In a frank chat with former Obama political guru David Axelrod, Sen. Claire McCaskill offered a candid assessment of the President’s ability to empathize with lawmakers on Capitol Hill.

“He is my friend and I am loyal to him,” the Missouri Democrat said of President Barack Obama, “but one of the President’s shortcomings is that sometimes he sees the world through his eyes and doesn’t do, I think, enough work on being empathetic about how other people view things.”

Axelrod, a journalist before entering politics and now host of “The Axe Files” podcast, told McCaskill the story of a contentious meeting between Obama and the Democratic caucus during the tense negotiations over passage of the Affordable Care Act.

After the powwow, Axelrod recalled Obama asking him what everyone in the room had been “so scared of.”

“‘Well, I think they may be scared of losing their jobs,'” Axelrod told the President.

“I had the same conversation with him,” McCaskill said on the podcast. “I called him and I said, ‘Listen, you know this could cost you re-elect.’ He said, ‘Well, it’s worth it to me on healthcare.’ And I said, ‘Okay, good for you, I’m there.”

McCaskill also offered her take on Hillary Clinton.

“She still is who she is,” McCaskill said. “She’s not comfortable opening up. She still has some defensive crouches because she’s gone through a life of being attacked and expects to be attacked. Sometimes it’s hard to be on offense when you think you have to be on defense.”

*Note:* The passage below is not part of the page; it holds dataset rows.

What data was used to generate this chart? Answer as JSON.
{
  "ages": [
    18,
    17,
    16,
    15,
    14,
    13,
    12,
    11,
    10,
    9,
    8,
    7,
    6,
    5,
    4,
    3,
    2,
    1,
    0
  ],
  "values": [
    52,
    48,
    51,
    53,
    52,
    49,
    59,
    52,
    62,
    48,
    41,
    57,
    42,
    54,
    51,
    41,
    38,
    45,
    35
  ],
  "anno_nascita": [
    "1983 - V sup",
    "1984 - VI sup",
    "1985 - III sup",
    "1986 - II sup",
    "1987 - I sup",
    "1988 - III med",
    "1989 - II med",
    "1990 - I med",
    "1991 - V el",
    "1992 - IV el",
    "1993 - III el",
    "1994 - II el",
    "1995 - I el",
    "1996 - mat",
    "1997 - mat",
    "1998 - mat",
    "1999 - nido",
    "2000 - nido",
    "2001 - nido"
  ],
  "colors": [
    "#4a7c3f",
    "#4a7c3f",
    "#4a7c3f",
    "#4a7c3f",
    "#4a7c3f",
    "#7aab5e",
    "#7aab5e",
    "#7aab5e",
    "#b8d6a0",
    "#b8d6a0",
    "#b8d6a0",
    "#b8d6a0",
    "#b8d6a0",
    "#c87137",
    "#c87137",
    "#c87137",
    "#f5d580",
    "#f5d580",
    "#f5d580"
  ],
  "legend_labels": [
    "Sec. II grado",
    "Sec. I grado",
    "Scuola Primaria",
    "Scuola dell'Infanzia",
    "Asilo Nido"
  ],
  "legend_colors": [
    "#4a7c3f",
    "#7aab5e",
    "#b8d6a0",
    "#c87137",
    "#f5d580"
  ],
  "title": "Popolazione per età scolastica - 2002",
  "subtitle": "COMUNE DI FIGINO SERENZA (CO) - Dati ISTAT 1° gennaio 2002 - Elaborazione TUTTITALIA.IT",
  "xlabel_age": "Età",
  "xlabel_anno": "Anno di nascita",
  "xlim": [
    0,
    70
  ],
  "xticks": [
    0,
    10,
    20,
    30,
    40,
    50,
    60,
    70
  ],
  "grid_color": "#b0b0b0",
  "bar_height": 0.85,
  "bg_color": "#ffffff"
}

As for the Republicans vying for a likely head-to-head fight with Clinton in the general election, McCaskill offered some mixed reviews.

“I hate to speak ill of my colleagues,” McCaskill said, complimenting Florida Sen. Marco Rubio’s smarts and work on a since-abandoned bipartisan immigration reform bill — one he would later renounce after it fell apart.

“I watched him find that sweet spot of compromise on the immigration reform,” she recalled, “but then he broke down like a cheap shotgun the minute the right started chewing on his rear end. He [was] like, ‘What? Me? Immigration reform? Wasn’t me.'”

As for Texas Sen. Ted Cruz, described by Axelrod as “a unifying figure” in Washington because “everybody seems to dislike him,” McCaskill suggested it was all part of the election-season game.

“I think he wants to be seen as — he needs to be an outsider this year,” she said, “so the way to be an outsider is to be a jerk to everybody in Washington.”